May 8, 2009 | by Rosie Einhorn, L.C.S.W. and Sherry Zimmerman, J.D., M.Sc.

Dating chit-chat is not his strong point. How do you generate good talk when the mouth runs dry?

Dear Rosie & Sherry,

I would like to know if you have any suggestions on what to chat about when on a date. Sometimes I feel as if there is nothing left to talk about, like my brain freezes up and I can't think of anything, although I know there are lots of topics. Any suggestions?


Dear Richard,

Here's a few suggestions about how to develop conversation when you are out on a date.
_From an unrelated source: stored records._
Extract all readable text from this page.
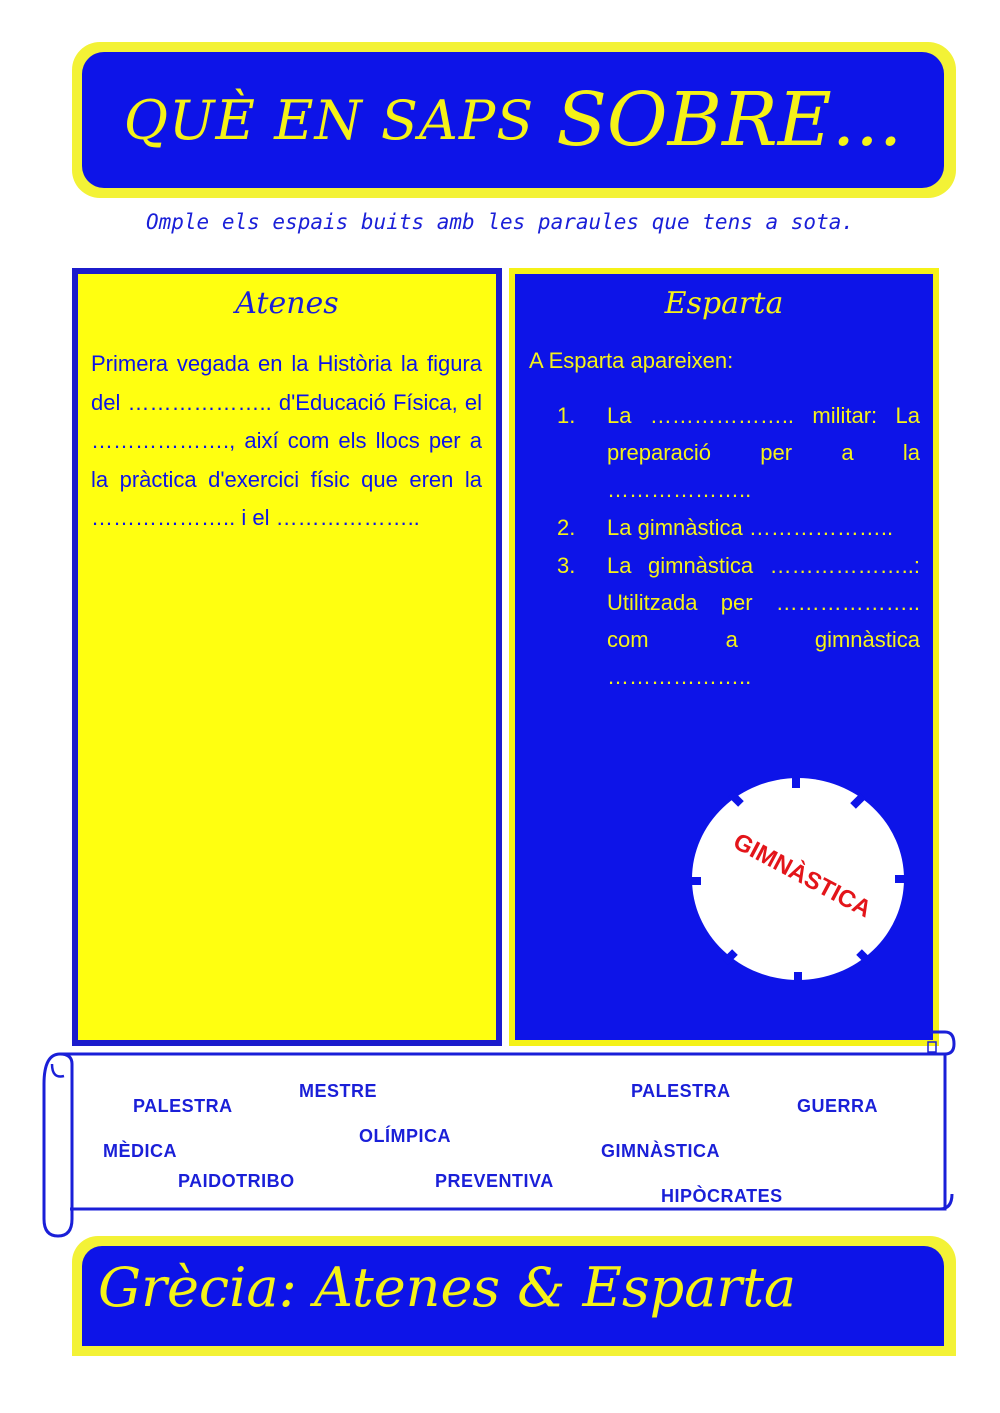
QUÈ EN SAPS SOBRE...
Omple els espais buits amb les paraules que tens a sota.
Atenes
Primera vegada en la Història la figura del ……………….. d'Educació Física, el ………………., així com els llocs per a la pràctica d'exercici físic que eren la ……………….. i el ………………..
Esparta
A Esparta apareixen:
1.	La ……………….. militar: La preparació per a la ………………..
2.	La gimnàstica ………………..
3.	La gimnàstica ………………..: Utilitzada per ……………….. com a gimnàstica ………………..
GIMNÀSTICA
PALESTRA
MESTRE	PALESTRA
GUERRA
MÈDICA
OLÍMPICA
GIMNÀSTICA
PAIDOTRIBO	PREVENTIVA
HIPÒCRATES
Grècia: Atenes & Esparta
1. Whether you are at a park, restaurant or theater, pay attention to your surroundings. Look at the architecture, the floral arrangements, interior design and decorations. Talk about those things you find attractive, or comment on the background music. Ask your date what she thinks. This can lead to a discussion about tastes in art, architecture or music, appreciation of flowers or museums either of you might have visited, decorating tastes, etc.
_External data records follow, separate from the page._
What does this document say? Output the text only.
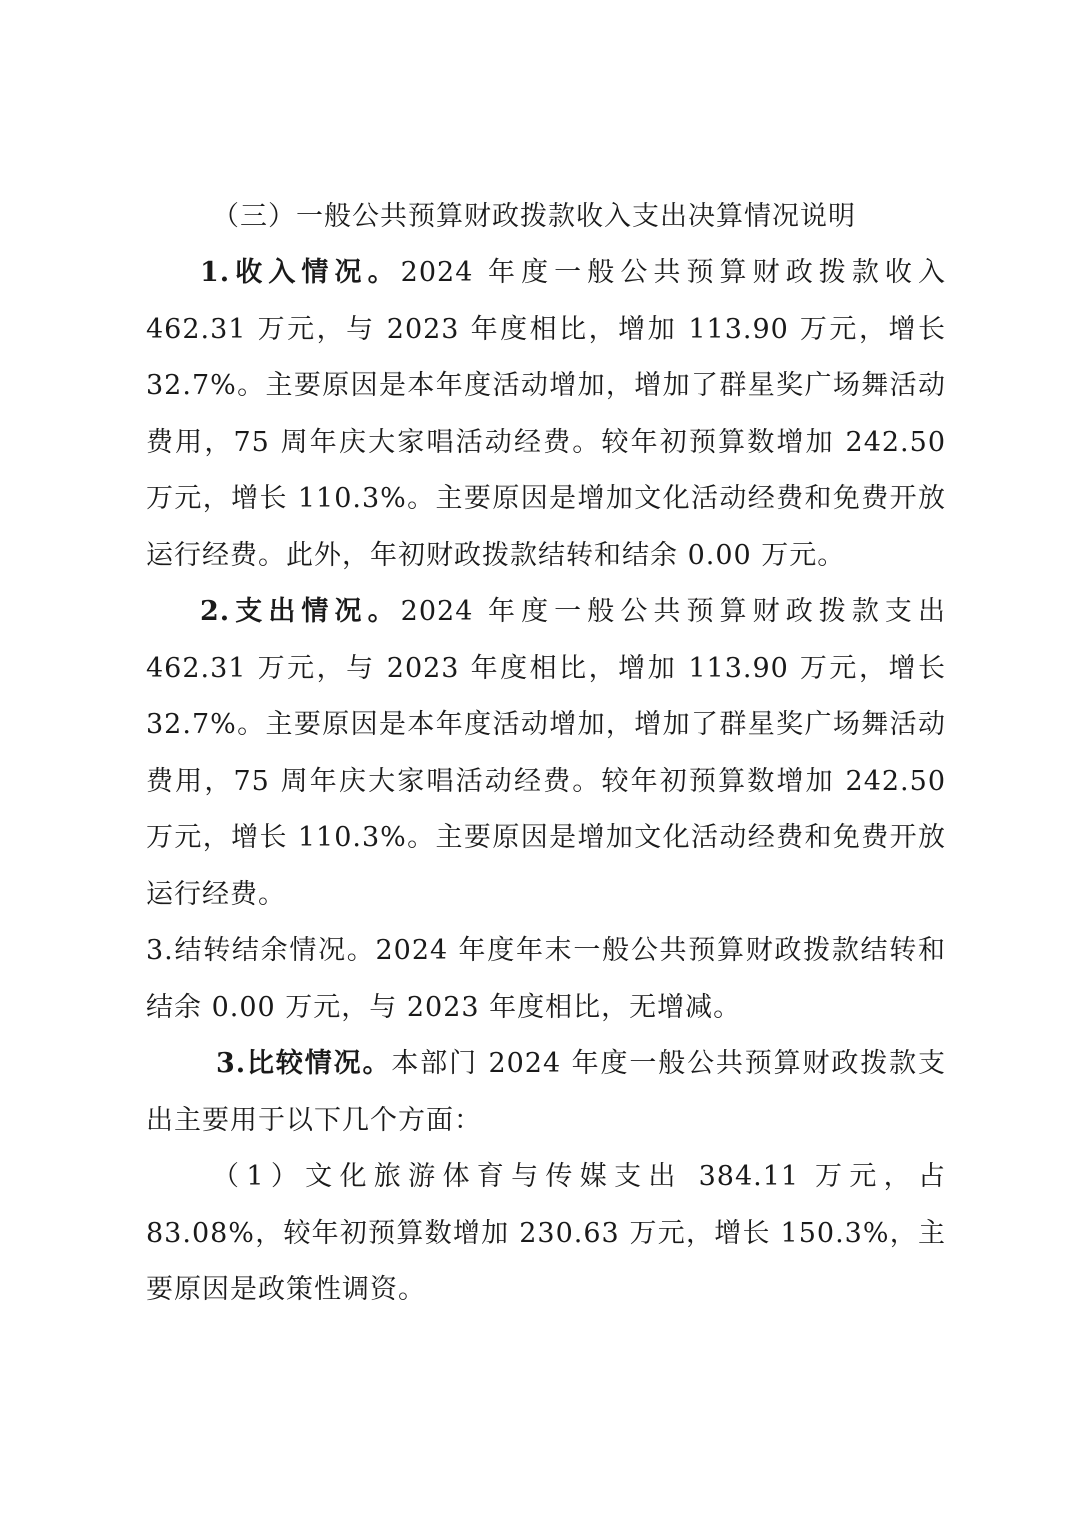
（三）一般公共预算财政拨款收入支出决算情况说明

1.收入情况。2024 年度一般公共预算财政拨款收入 462.31 万元，与 2023 年度相比，增加 113.90 万元，增长 32.7%。主要原因是本年度活动增加，增加了群星奖广场舞活动费用，75 周年庆大家唱活动经费。较年初预算数增加 242.50 万元，增长 110.3%。主要原因是增加文化活动经费和免费开放运行经费。此外，年初财政拨款结转和结余 0.00 万元。

2.支出情况。2024 年度一般公共预算财政拨款支出 462.31 万元，与 2023 年度相比，增加 113.90 万元，增长 32.7%。主要原因是本年度活动增加，增加了群星奖广场舞活动费用，75 周年庆大家唱活动经费。较年初预算数增加 242.50 万元，增长 110.3%。主要原因是增加文化活动经费和免费开放运行经费。

3.结转结余情况。2024 年度年末一般公共预算财政拨款结转和结余 0.00 万元，与 2023 年度相比，无增减。

3.比较情况。本部门 2024 年度一般公共预算财政拨款支出主要用于以下几个方面：

（1）文化旅游体育与传媒支出 384.11 万元，占 83.08%，较年初预算数增加 230.63 万元，增长 150.3%，主要原因是政策性调资。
2. Pick up on something that your date may have mentioned about her work, hobbies, teachers, travels, etc. -- and expand it into a topic of conversation. "Oh, you play the harp? Why did you choose such an unusual instrument? Who taught you? Was it hard to learn? How do you transport it? What type of music are you able to play on the harp? How do you feel when you play?"

Remember that being a good listener and showing that you are interested in others is even more important than your ability to talk about yourself.

We suggest that you enlist the help of a friend to help practice these techniques. Have an imaginary conversation and practice identifying subjects from your "date's" conversation as well as from your surroundings to turn into topics of discussion. Then, practice what you might say and the questions you might ask. Try to phrase the questions to find out more about your date's perceptions, feelings, thoughts and opinions. During the practices, you can also express your own reactions, so that the conversation flows from one person to another.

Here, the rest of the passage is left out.